To summarize, this question seems to be tackling a very deep theory in geometry in an elementary way. I try to find more about this in complex methods textbooks, but I have not found any.
Can anyone explain intuitively what's going on about the determinants, or tell me where to read more about the geometry of the unit circle?
Just tell me where this question leads us to if we go any further.
A very partial answer: To me a determinant is related to some linear structure, and in the present situation I do not see any underlying linear structure giving rise to $ac-bd$ in a natural way. In view of the lack of replies I imagine that I am not the only one having this problem.
The expression is intimately related to the fact that we look at points on the unit circle. For such points it is, however, natural that we obtain an expression for $q^*$ which becomes singular when $ac=bd$:
Consider the collection ${\cal D}$ of straight lines intersecting the unit circle $S^1$. Say that lines in ${\cal D}$ are equivalent if parallel. Let $\ell$ intersect $S^1$ in the points $a$ and $c$ (which are the same when $\ell$ is tangent to $S^1$). Then the mapping $$ \ell \in {\cal D} \mapsto ac \in S^1$$ induces a bijection between equivalence classes of parallel lines and $S^1$. For example, a translation of $\ell$ corresponds to a shift $a\mapsto a e^{i \phi}$ and $c\mapsto c e^{-i\phi}$, leaving the product invariant. In other words if $\ell'$ intersects $S^1$ in $b$ and $d$ then $\ell\sim \ell'$ iff $ac-bd=0$. When lines $\ell,\ell'\in {\cal D}$ are not identical then they have a unique intersection point on the Riemann sphere $\widehat{\Bbb C}$, with $\infty$ being reached when the lines are parallel. The formula $q^*=\frac{a+c-b-d}{ac-bd}$ only fails when the two lines are identical and we have $\frac00$ on the RHS.
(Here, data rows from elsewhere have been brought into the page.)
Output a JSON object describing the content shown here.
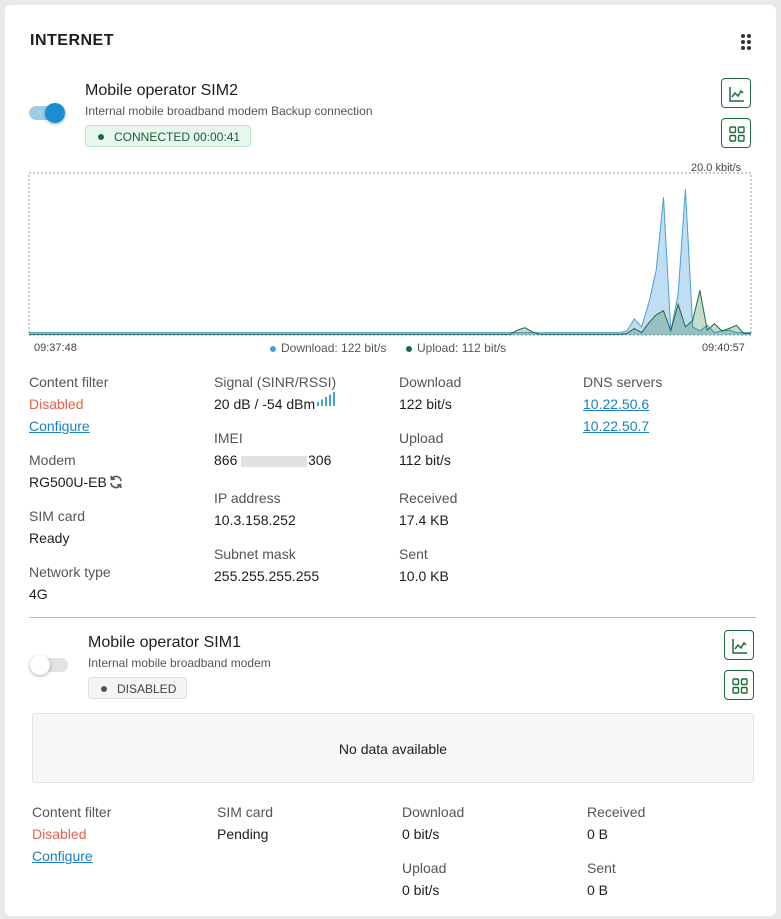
{
  "header": {
    "title": "INTERNET",
    "menu_icon": "dots-grid-icon"
  },
  "sim2": {
    "name": "Mobile operator SIM2",
    "description": "Internal mobile broadband modem Backup connection",
    "status": "CONNECTED 00:00:41",
    "enabled": true,
    "chart_data": {
      "type": "area",
      "title": "",
      "x_start_label": "09:37:48",
      "x_end_label": "09:40:57",
      "ymax_label": "20.0 kbit/s",
      "ylim": [
        0,
        20
      ],
      "series": [
        {
          "name": "Download: 122 bit/s",
          "color": "#4a9fd6",
          "values": [
            0.3,
            0.3,
            0.3,
            0.3,
            0.3,
            0.3,
            0.3,
            0.3,
            0.3,
            0.3,
            0.3,
            0.3,
            0.3,
            0.3,
            0.3,
            0.3,
            0.3,
            0.3,
            0.3,
            0.3,
            0.3,
            0.3,
            0.3,
            0.3,
            0.3,
            0.3,
            0.3,
            0.3,
            0.3,
            0.3,
            0.3,
            0.3,
            0.3,
            0.3,
            0.3,
            0.3,
            0.3,
            0.3,
            0.3,
            0.3,
            0.3,
            0.3,
            0.3,
            0.3,
            0.3,
            0.3,
            0.3,
            0.3,
            0.3,
            0.3,
            0.3,
            0.3,
            0.3,
            0.3,
            0.3,
            0.3,
            0.3,
            0.3,
            0.3,
            0.3,
            0.3,
            0.3,
            0.3,
            0.3,
            0.3,
            0.3,
            0.3,
            0.3,
            0.3,
            0.3,
            0.3,
            0.3,
            0.3,
            0.3,
            0.3,
            0.3,
            0.3,
            0.3,
            0.3,
            0.3,
            0.3,
            0.3,
            0.5,
            2.0,
            1.0,
            4.0,
            8.0,
            17.0,
            0.5,
            5.0,
            18.0,
            1.0,
            0.5,
            1.2,
            0.3,
            0.5,
            0.6,
            0.3,
            0.3,
            0.3
          ]
        },
        {
          "name": "Upload: 112 bit/s",
          "color": "#1d6b3c",
          "values": [
            0.1,
            0.1,
            0.1,
            0.1,
            0.1,
            0.1,
            0.1,
            0.1,
            0.1,
            0.1,
            0.1,
            0.1,
            0.1,
            0.1,
            0.1,
            0.1,
            0.1,
            0.1,
            0.1,
            0.1,
            0.1,
            0.1,
            0.1,
            0.1,
            0.1,
            0.1,
            0.1,
            0.1,
            0.1,
            0.1,
            0.1,
            0.1,
            0.1,
            0.1,
            0.1,
            0.1,
            0.1,
            0.1,
            0.1,
            0.1,
            0.1,
            0.1,
            0.1,
            0.1,
            0.1,
            0.1,
            0.1,
            0.1,
            0.1,
            0.1,
            0.1,
            0.1,
            0.1,
            0.1,
            0.1,
            0.1,
            0.1,
            0.1,
            0.1,
            0.1,
            0.1,
            0.1,
            0.1,
            0.1,
            0.1,
            0.1,
            0.1,
            0.6,
            0.9,
            0.4,
            0.1,
            0.1,
            0.1,
            0.1,
            0.1,
            0.1,
            0.1,
            0.1,
            0.1,
            0.1,
            0.1,
            0.1,
            0.2,
            0.8,
            0.3,
            1.5,
            2.5,
            3.0,
            0.5,
            3.8,
            1.0,
            1.8,
            5.5,
            0.6,
            1.4,
            0.5,
            0.8,
            1.2,
            0.2,
            0.2
          ]
        }
      ]
    },
    "info": {
      "content_filter_label": "Content filter",
      "content_filter_value": "Disabled",
      "configure_link": "Configure",
      "modem_label": "Modem",
      "modem_value": "RG500U-EB",
      "sim_label": "SIM card",
      "sim_value": "Ready",
      "network_label": "Network type",
      "network_value": "4G",
      "signal_label": "Signal (SINR/RSSI)",
      "signal_value": "20 dB / -54 dBm",
      "imei_label": "IMEI",
      "imei_start": "866",
      "imei_end": "306",
      "ip_label": "IP address",
      "ip_value": "10.3.158.252",
      "subnet_label": "Subnet mask",
      "subnet_value": "255.255.255.255",
      "download_label": "Download",
      "download_value": "122 bit/s",
      "upload_label": "Upload",
      "upload_value": "112 bit/s",
      "received_label": "Received",
      "received_value": "17.4 KB",
      "sent_label": "Sent",
      "sent_value": "10.0 KB",
      "dns_label": "DNS servers",
      "dns": [
        "10.22.50.6",
        "10.22.50.7"
      ]
    }
  },
  "sim1": {
    "name": "Mobile operator SIM1",
    "description": "Internal mobile broadband modem",
    "status": "DISABLED",
    "enabled": false,
    "no_data": "No data available",
    "info": {
      "content_filter_label": "Content filter",
      "content_filter_value": "Disabled",
      "configure_link": "Configure",
      "sim_label": "SIM card",
      "sim_value": "Pending",
      "download_label": "Download",
      "download_value": "0 bit/s",
      "upload_label": "Upload",
      "upload_value": "0 bit/s",
      "received_label": "Received",
      "received_value": "0 B",
      "sent_label": "Sent",
      "sent_value": "0 B"
    }
  },
  "colors": {
    "accent_blue": "#1a8fd0",
    "accent_green": "#1d6b3c",
    "disabled_red": "#e8604c",
    "link": "#1a7fc4"
  }
}
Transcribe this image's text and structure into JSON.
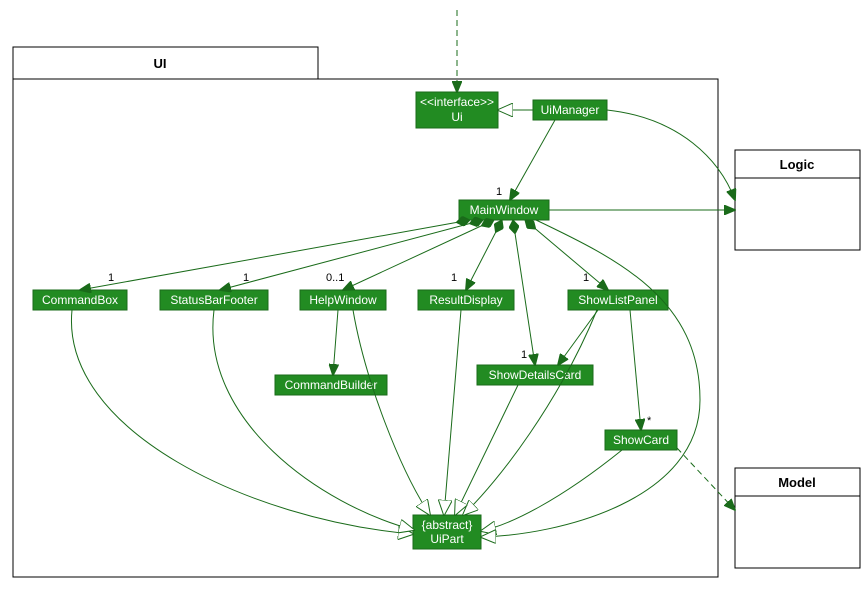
{
  "packages": {
    "ui": {
      "label": "UI"
    },
    "logic": {
      "label": "Logic"
    },
    "model": {
      "label": "Model"
    }
  },
  "classes": {
    "ui_iface": {
      "stereotype": "<<interface>>",
      "name": "Ui"
    },
    "uiManager": {
      "name": "UiManager"
    },
    "mainWindow": {
      "name": "MainWindow"
    },
    "commandBox": {
      "name": "CommandBox"
    },
    "statusBarFooter": {
      "name": "StatusBarFooter"
    },
    "helpWindow": {
      "name": "HelpWindow"
    },
    "resultDisplay": {
      "name": "ResultDisplay"
    },
    "showListPanel": {
      "name": "ShowListPanel"
    },
    "commandBuilder": {
      "name": "CommandBuilder"
    },
    "showDetailsCard": {
      "name": "ShowDetailsCard"
    },
    "showCard": {
      "name": "ShowCard"
    },
    "uiPart": {
      "stereotype": "{abstract}",
      "name": "UiPart"
    }
  },
  "multiplicities": {
    "mw": "1",
    "commandBox": "1",
    "statusBarFooter": "1",
    "helpWindow": "0..1",
    "resultDisplay": "1",
    "showListPanel": "1",
    "showDetailsCard": "1",
    "showCard": "*"
  }
}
There are other nice properties, like e.g. the involution given by the Möbius transformation $M_q(z)= \frac{q-z}{1-q^* z}$ which interchanges $a\leftrightarrow c$, $b\leftrightarrow d$ and the fact that $p(q+I(q))=2$ holds in general with $I$ being the involution in the line through the origin and $p$ (for general $p$). But this is somewhat off the track as I don't have geometric explanation for this.